"Die ersten Menschen"
Im November 1998 erklang die 1914 entstandene Oper "Die ersten Menschen" von Rudi Stephan im Konzerthaus Berlin zum ersten Mal wieder in der nahezu ungestrichenen Urfassung in einer konzertanten Aufführung mit dem Rundfunk-Sinfonieorchester Berlin und renommierten Solisten unter Karl Anton Rickenbacher.
Auf Grundlage dieser Aufführung entstand 2006 in Koproduktion mit der ROC GmbH Berlin, dem Label cpo und Deutschlandradio Kultur eine CD-Einspielung, die wir im Rahmen des Themenschwerpunktes 100 Jahre Erster Weltkrieg auf unserem Opern-Sendeplatz vorstellen.

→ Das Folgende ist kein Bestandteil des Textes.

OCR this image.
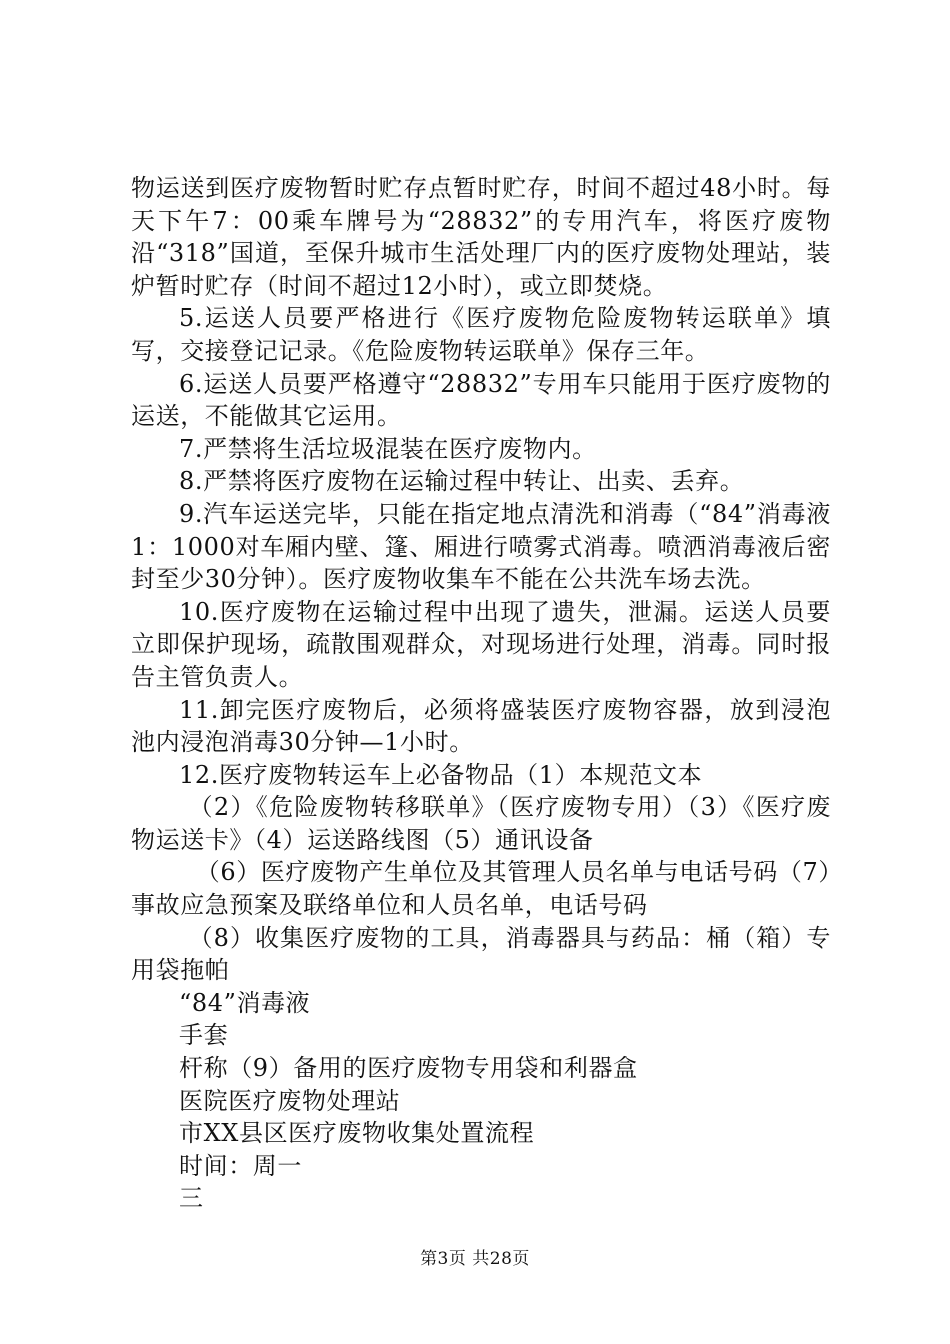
物运送到医疗废物暂时贮存点暂时贮存，时间不超过48小时。每天下午7：00乘车牌号为“28832”的专用汽车，将医疗废物沿“318”国道，至保升城市生活处理厂内的医疗废物处理站，装炉暂时贮存（时间不超过12小时），或立即焚烧。

5.运送人员要严格进行《医疗废物危险废物转运联单》填写，交接登记记录。《危险废物转运联单》保存三年。

6.运送人员要严格遵守“28832”专用车只能用于医疗废物的运送，不能做其它运用。

7.严禁将生活垃圾混装在医疗废物内。

8.严禁将医疗废物在运输过程中转让、出卖、丢弃。

9.汽车运送完毕，只能在指定地点清洗和消毒（“84”消毒液1：1000对车厢内壁、篷、厢进行喷雾式消毒。喷洒消毒液后密封至少30分钟）。医疗废物收集车不能在公共洗车场去洗。

10.医疗废物在运输过程中出现了遗失，泄漏。运送人员要立即保护现场，疏散围观群众，对现场进行处理，消毒。同时报告主管负责人。

11.卸完医疗废物后，必须将盛装医疗废物容器，放到浸泡池内浸泡消毒30分钟—1小时。

12.医疗废物转运车上必备物品（1）本规范文本

（2）《危险废物转移联单》（医疗废物专用）（3）《医疗废物运送卡》（4）运送路线图（5）通讯设备

（6）医疗废物产生单位及其管理人员名单与电话号码（7）事故应急预案及联络单位和人员名单，电话号码

（8）收集医疗废物的工具，消毒器具与药品：桶（箱）专用袋拖帕

“84”消毒液

手套

杆称（9）备用的医疗废物专用袋和利器盒

医院医疗废物处理站

市XX县区医疗废物收集处置流程

时间：周一

三

第3页 共28页
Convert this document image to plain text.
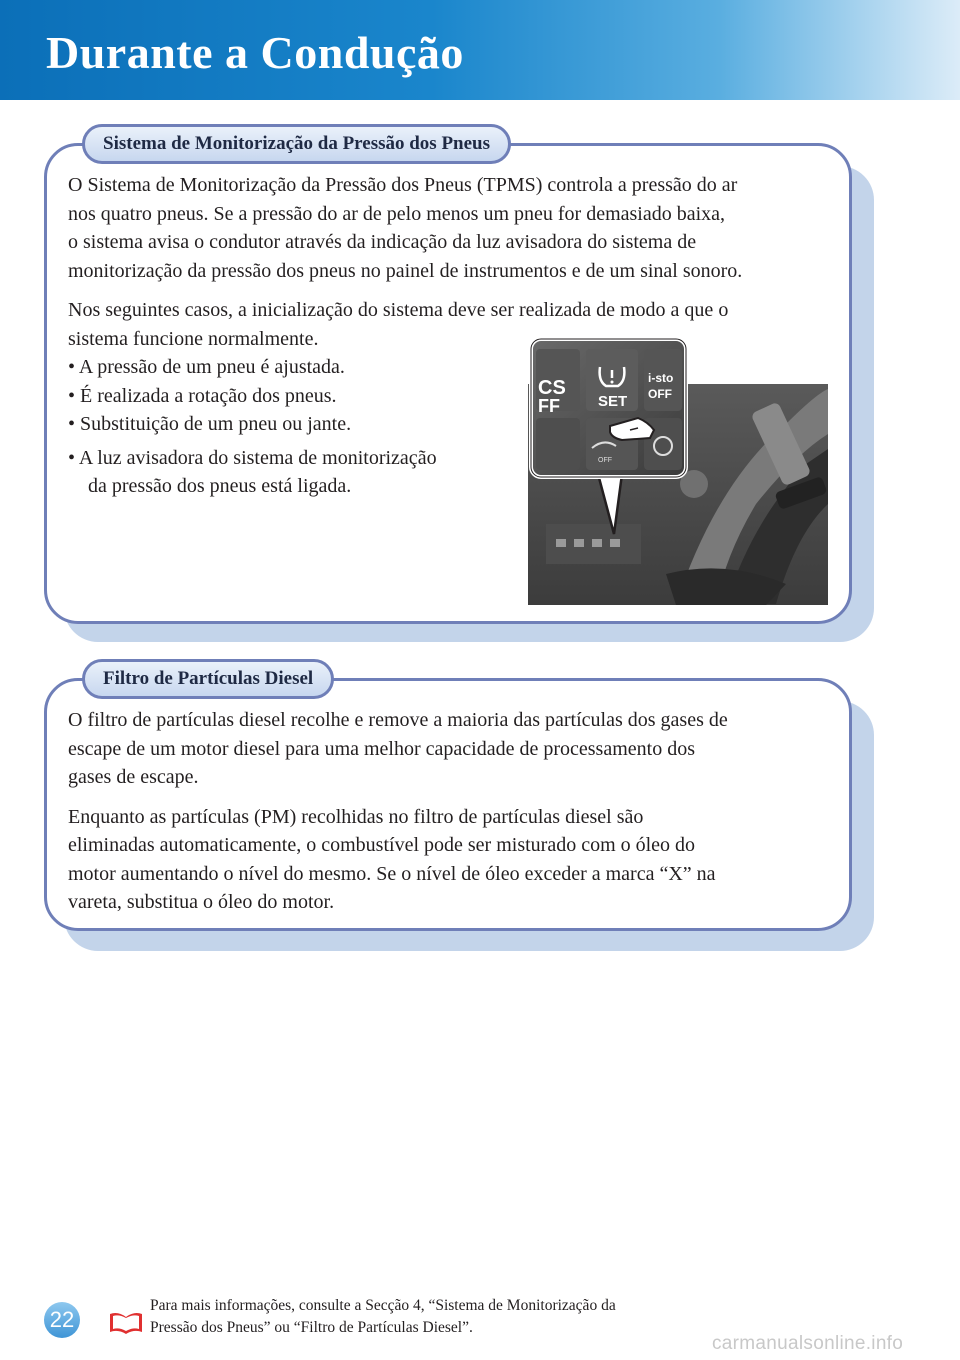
Durante a Condução
Sistema de Monitorização da Pressão dos Pneus

O Sistema de Monitorização da Pressão dos Pneus (TPMS) controla a pressão do ar
nos quatro pneus. Se a pressão do ar de pelo menos um pneu for demasiado baixa,
o sistema avisa o condutor através da indicação da luz avisadora do sistema de
monitorização da pressão dos pneus no painel de instrumentos e de um sinal sonoro.

Nos seguintes casos, a inicialização do sistema deve ser realizada de modo a que o
sistema funcione normalmente.
• A pressão de um pneu é ajustada.
• É realizada a rotação dos pneus.
• Substituição de um pneu ou jante.
• A luz avisadora do sistema de monitorização
da pressão dos pneus está ligada.

CS
FF	SET
i-sto
OFF
OFF
Filtro de Partículas Diesel

O filtro de partículas diesel recolhe e remove a maioria das partículas dos gases de
escape de um motor diesel para uma melhor capacidade de processamento dos
gases de escape.

Enquanto as partículas (PM) recolhidas no filtro de partículas diesel são
eliminadas automaticamente, o combustível pode ser misturado com o óleo do
motor aumentando o nível do mesmo. Se o nível de óleo exceder a marca “X” na
vareta, substitua o óleo do motor.

22
Para mais informações, consulte a Secção 4, “Sistema de Monitorização da
Pressão dos Pneus” ou “Filtro de Partículas Diesel”.
carmanualsonline.info
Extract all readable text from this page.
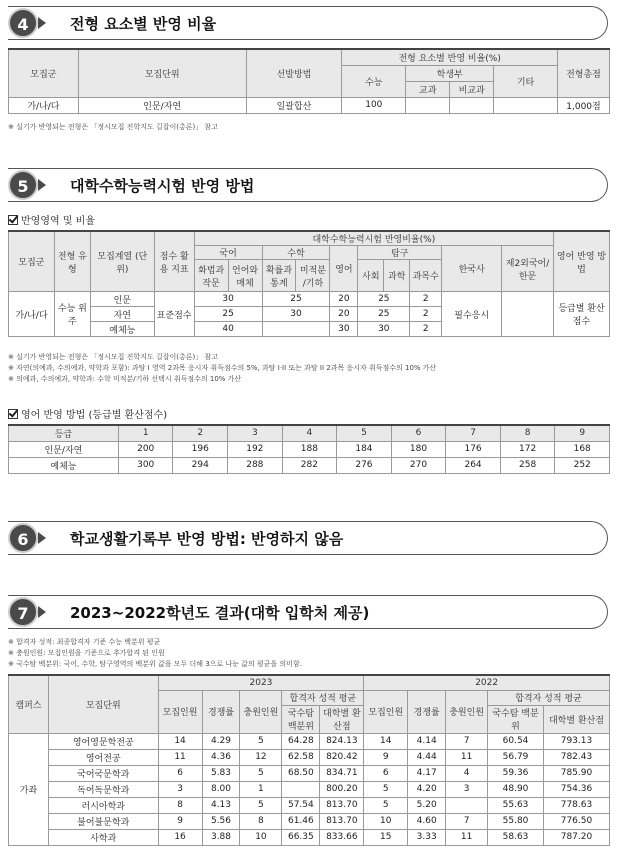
4	전형 요소별 반영 비율
모집군	모집단위	선발방법	전형 요소별 반영 비율(%)				전형총점
			수능	학생부		기타	
				교과	비교과		
가/나/다	인문/자연	일괄합산	100				1,000점
※ 실기가 반영되는 전형은 「정시모집 진학지도 길잡이(총론)」 참고
5	대학수학능력시험 반영 방법
반영영역 및 비율
모집군	전형 유형	모집계열 (단위)	점수 활용 지표	대학수학능력시험 반영비율(%)										영어 반영 방법
				국어		수학		영어	탐구			한국사	제2외국어/ 한문	
				화법과 작문	언어와 매체	확률과 통계	미적분 /기하		사회	과학	과목수			
가/나/다	수능 위주	인문	표준점수	30		25		20	25		2	필수응시		등급별 환산점수
		자연		25		30		20	25		2			
		예체능		40				30	30		2			
※ 실기가 반영되는 전형은 「정시모집 진학지도 길잡이(총론)」 참고
※ 자연(의예과, 수의예과, 약학과 포함): 과탐 I 영역 2과목 응시자 취득점수의 5%, 과탐 I·II 또는 과탐 II 2과목 응시자 취득점수의 10% 가산
※ 의예과, 수의예과, 약학과: 수학 미적분/기하 선택시 취득점수의 10% 가산
영어 반영 방법 (등급별 환산점수)
등급	1	2	3	4	5	6	7	8	9
인문/자연	200	196	192	188	184	180	176	172	168
예체능	300	294	288	282	276	270	264	258	252
6	학교생활기록부 반영 방법: 반영하지 않음
7	2023~2022학년도 결과(대학 입학처 제공)
※ 합격자 성적: 최종합격자 기준 수능 백분위 평균
※ 충원인원: 모집인원을 기준으로 추가합격 된 인원
※ 국수탐 백분위: 국어, 수학, 탐구영역의 백분위 값을 모두 더해 3으로 나눈 값의 평균을 의미함.
캠퍼스	모집단위	2023					2022				
		모집인원	경쟁률	충원인원	합격자 성적 평균		모집인원	경쟁률	충원인원	합격자 성적 평균	
					국수탐 백분위	대학별 환산점				국수탐 백분위	대학별 환산점
가좌	영어영문학전공	14	4.29	5	64.28	824.13	14	4.14	7	60.54	793.13
	영어전공	11	4.36	12	62.58	820.42	9	4.44	11	56.79	782.43
	국어국문학과	6	5.83	5	68.50	834.71	6	4.17	4	59.36	785.90
	독어독문학과	3	8.00	1		800.20	5	4.20	3	48.90	754.36
	러시아학과	8	4.13	5	57.54	813.70	5	5.20		55.63	778.63
	불어불문학과	9	5.56	8	61.46	813.70	10	4.60	7	55.80	776.50
	사학과	16	3.88	10	66.35	833.66	15	3.33	11	58.63	787.20
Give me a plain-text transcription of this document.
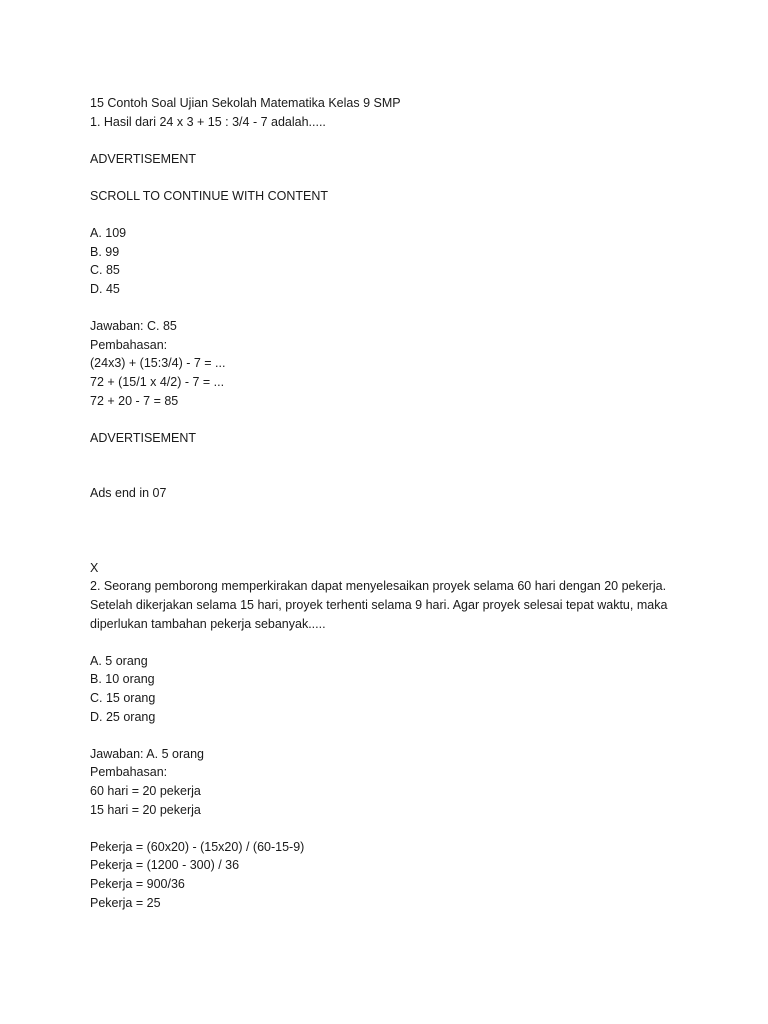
15 Contoh Soal Ujian Sekolah Matematika Kelas 9 SMP
1. Hasil dari 24 x 3 + 15 : 3/4 - 7 adalah.....
ADVERTISEMENT
SCROLL TO CONTINUE WITH CONTENT
A. 109
B. 99
C. 85
D. 45
Jawaban: C. 85
Pembahasan:
(24x3) + (15:3/4) - 7 = ...
72 + (15/1 x 4/2) - 7 = ...
72 + 20 - 7 = 85
ADVERTISEMENT
Ads end in 07
X
2. Seorang pemborong memperkirakan dapat menyelesaikan proyek selama 60 hari dengan 20 pekerja. Setelah dikerjakan selama 15 hari, proyek terhenti selama 9 hari. Agar proyek selesai tepat waktu, maka diperlukan tambahan pekerja sebanyak.....
A. 5 orang
B. 10 orang
C. 15 orang
D. 25 orang
Jawaban: A. 5 orang
Pembahasan:
60 hari = 20 pekerja
15 hari = 20 pekerja
Pekerja = (60x20) - (15x20) / (60-15-9)
Pekerja = (1200 - 300) / 36
Pekerja = 900/36
Pekerja = 25
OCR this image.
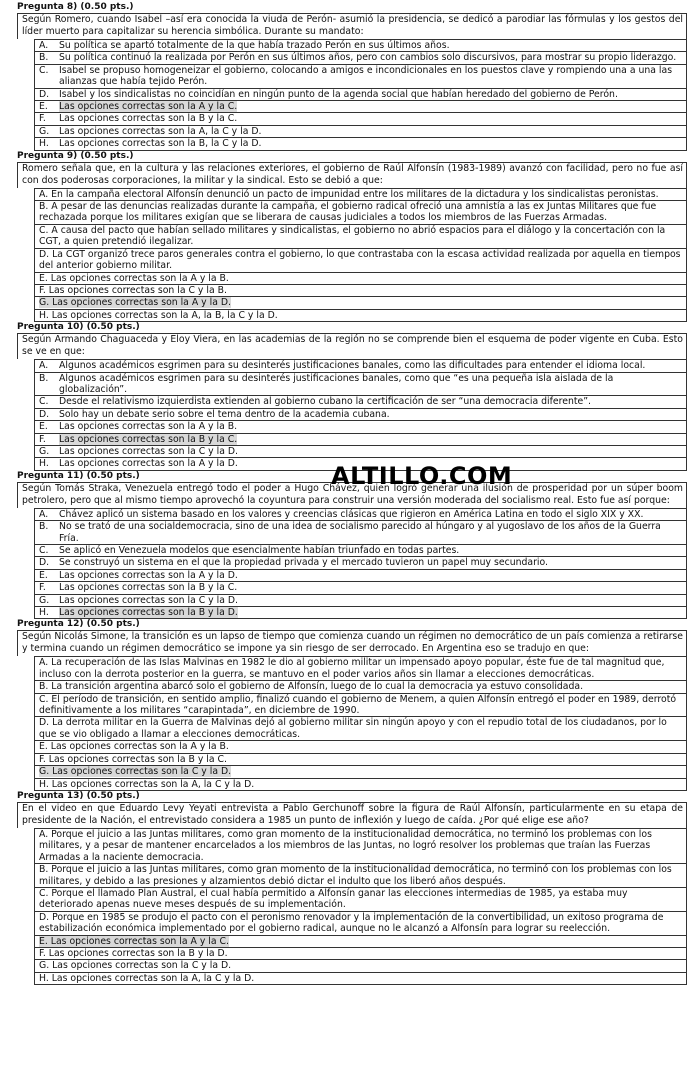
Pregunta 8) (0.50 pts.)
Según Romero, cuando Isabel –así era conocida la viuda de Perón- asumió la presidencia, se dedicó a parodiar las fórmulas y los gestos del líder muerto para capitalizar su herencia simbólica. Durante su mandato:
A.	Su política se apartó totalmente de la que había trazado Perón en sus últimos años.
B.	Su política continuó la realizada por Perón en sus últimos años, pero con cambios solo discursivos, para mostrar su propio liderazgo.
C.	Isabel se propuso homogeneizar el gobierno, colocando a amigos e incondicionales en los puestos clave y rompiendo una a una las alianzas que había tejido Perón.
D.	Isabel y los sindicalistas no coincidían en ningún punto de la agenda social que habían heredado del gobierno de Perón.
E.	Las opciones correctas son la A y la C.
F.	Las opciones correctas son la B y la C.
G.	Las opciones correctas son la A, la C y la D.
H.	Las opciones correctas son la B, la C y la D.
Pregunta 9) (0.50 pts.)
Romero señala que, en la cultura y las relaciones exteriores, el gobierno de Raúl Alfonsín (1983-1989) avanzó con facilidad, pero no fue así con dos poderosas corporaciones, la militar y la sindical. Esto se debió a que:
A. En la campaña electoral Alfonsín denunció un pacto de impunidad entre los militares de la dictadura y los sindicalistas peronistas.
B. A pesar de las denuncias realizadas durante la campaña, el gobierno radical ofreció una amnistía a las ex Juntas Militares que fue rechazada porque los militares exigían que se liberara de causas judiciales a todos los miembros de las Fuerzas Armadas.
C. A causa del pacto que habían sellado militares y sindicalistas, el gobierno no abrió espacios para el diálogo y la concertación con la CGT, a quien pretendió ilegalizar.
D. La CGT organizó trece paros generales contra el gobierno, lo que contrastaba con la escasa actividad realizada por aquella en tiempos del anterior gobierno militar.
E. Las opciones correctas son la A y la B.
F. Las opciones correctas son la C y la B.
G. Las opciones correctas son la A y la D.
H. Las opciones correctas son la A, la B, la C y la D.
Pregunta 10) (0.50 pts.)
Según Armando Chaguaceda y Eloy Viera, en las academias de la región no se comprende bien el esquema de poder vigente en Cuba. Esto se ve en que:
A.	Algunos académicos esgrimen para su desinterés justificaciones banales, como las dificultades para entender el idioma local.
B.	Algunos académicos esgrimen para su desinterés justificaciones banales, como que “es una pequeña isla aislada de la globalización”.
C.	Desde el relativismo izquierdista extienden al gobierno cubano la certificación de ser “una democracia diferente”.
D.	Solo hay un debate serio sobre el tema dentro de la academia cubana.
E.	Las opciones correctas son la A y la B.
F.	Las opciones correctas son la B y la C.
G.	Las opciones correctas son la C y la D.
H.	Las opciones correctas son la A y la D.
Pregunta 11) (0.50 pts.)
Según Tomás Straka, Venezuela entregó todo el poder a Hugo Chávez, quien logró generar una ilusión de prosperidad por un súper boom petrolero, pero que al mismo tiempo aprovechó la coyuntura para construir una versión moderada del socialismo real. Esto fue así porque:
A.	Chávez aplicó un sistema basado en los valores y creencias clásicas que rigieron en América Latina en todo el siglo XIX y XX.
B.	No se trató de una socialdemocracia, sino de una idea de socialismo parecido al húngaro y al yugoslavo de los años de la Guerra Fría.
C.	Se aplicó en Venezuela modelos que esencialmente habían triunfado en todas partes.
D.	Se construyó un sistema en el que la propiedad privada y el mercado tuvieron un papel muy secundario.
E.	Las opciones correctas son la A y la D.
F.	Las opciones correctas son la B y la C.
G.	Las opciones correctas son la C y la D.
H.	Las opciones correctas son la B y la D.
Pregunta 12) (0.50 pts.)
Según Nicolás Simone, la transición es un lapso de tiempo que comienza cuando un régimen no democrático de un país comienza a retirarse y termina cuando un régimen democrático se impone ya sin riesgo de ser derrocado. En Argentina eso se tradujo en que:
A. La recuperación de las Islas Malvinas en 1982 le dio al gobierno militar un impensado apoyo popular, éste fue de tal magnitud que, incluso con la derrota posterior en la guerra, se mantuvo en el poder varios años sin llamar a elecciones democráticas.
B. La transición argentina abarcó solo el gobierno de Alfonsín, luego de lo cual la democracia ya estuvo consolidada.
C. El período de transición, en sentido amplio, finalizó cuando el gobierno de Menem, a quien Alfonsín entregó el poder en 1989, derrotó definitivamente a los militares “carapintada”, en diciembre de 1990.
D. La derrota militar en la Guerra de Malvinas dejó al gobierno militar sin ningún apoyo y con el repudio total de los ciudadanos, por lo que se vio obligado a llamar a elecciones democráticas.
E. Las opciones correctas son la A y la B.
F. Las opciones correctas son la B y la C.
G. Las opciones correctas son la C y la D.
H. Las opciones correctas son la A, la C y la D.
Pregunta 13) (0.50 pts.)
En el video en que Eduardo Levy Yeyati entrevista a Pablo Gerchunoff sobre la figura de Raúl Alfonsín, particularmente en su etapa de presidente de la Nación, el entrevistado considera a 1985 un punto de inflexión y luego de caída. ¿Por qué elige ese año?
A. Porque el juicio a las Juntas militares, como gran momento de la institucionalidad democrática, no terminó los problemas con los militares, y a pesar de mantener encarcelados a los miembros de las Juntas, no logró resolver los problemas que traían las Fuerzas Armadas a la naciente democracia.
B. Porque el juicio a las Juntas militares, como gran momento de la institucionalidad democrática, no terminó con los problemas con los militares, y debido a las presiones y alzamientos debió dictar el indulto que los liberó años después.
C. Porque el llamado Plan Austral, el cual había permitido a Alfonsín ganar las elecciones intermedias de 1985, ya estaba muy deteriorado apenas nueve meses después de su implementación.
D. Porque en 1985 se produjo el pacto con el peronismo renovador y la implementación de la convertibilidad, un exitoso programa de estabilización económica implementado por el gobierno radical, aunque no le alcanzó a Alfonsín para lograr su reelección.
E. Las opciones correctas son la A y la C.
F. Las opciones correctas son la B y la D.
G. Las opciones correctas son la C y la D.
H. Las opciones correctas son la A, la C y la D.
ALTILLO.COM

Unmittelbar vor Ausbruch dessen, was Karl Kraus in seinem Lesedrama "Die letzten Tage der Menschheit" benannt hat, vollendete der gerade einmal siebenundzwanzigjährige Komponist Rudi Stephan (geb. 1887 in Worms, gefallen 1915 an der russischen Ostfront) seine erste Oper: "Die ersten Menschen". Es wird seine letztes großes Werk sein.
Nach dem Musikstudium in Frankfurt am Main und München lebt Rudi Stephan als freischaffender Komponist in der bayerischen Landeshauptstadt. Zunächst hat er keinen Erfolg mit seinen Werken. Aber ein Kritiker schreibt 1912 über seine Musik für sieben Saiteninstrumente: "Hier hat sich eine eigene, neuartige Tonsprache von überraschender klanglicher Ausgiebigkeit herangebildet, deren Absonderlichkeiten auch da, wo sie zunächst befremden, den Stempel des Gemussten, nicht des Ertüftelten tragen."
Rudi Stephan selbst bezeichnet "Die ersten Menschen" als sein Hauptwerk. Die Oper entstand in den Jahren 1909 bis 1914, die Uraufführung war an der Frankfurter Oper für Winter 1915 geplant - da lebte er schon nicht mehr.
Librettovorlage ist das Erotische Mysterium "Die ersten Menschen" von Otto Borngräber von 1908, das bei seiner Münchener Uraufführung 1912 zu einem Skandal führte und für das gesamte Königreich Bayern verboten wurde.
Die Oper wurde am 20. Juli 1920 in Frankfurt am Main uraufgeführt, die Resonanz bei der Fachkritik war positiv, beim Publikum allerdings nicht, so dass nur wenige Aufführungen zustande kamen. Erst eine Umarbeitung und Kürzung um ungefähr ein Drittel der Partitur durch Karl Holl, inklusive der "Bereinigung" vermeintlich "anstößiger" Stellen, kam die Oper wieder auf die deutschen Spielpläne.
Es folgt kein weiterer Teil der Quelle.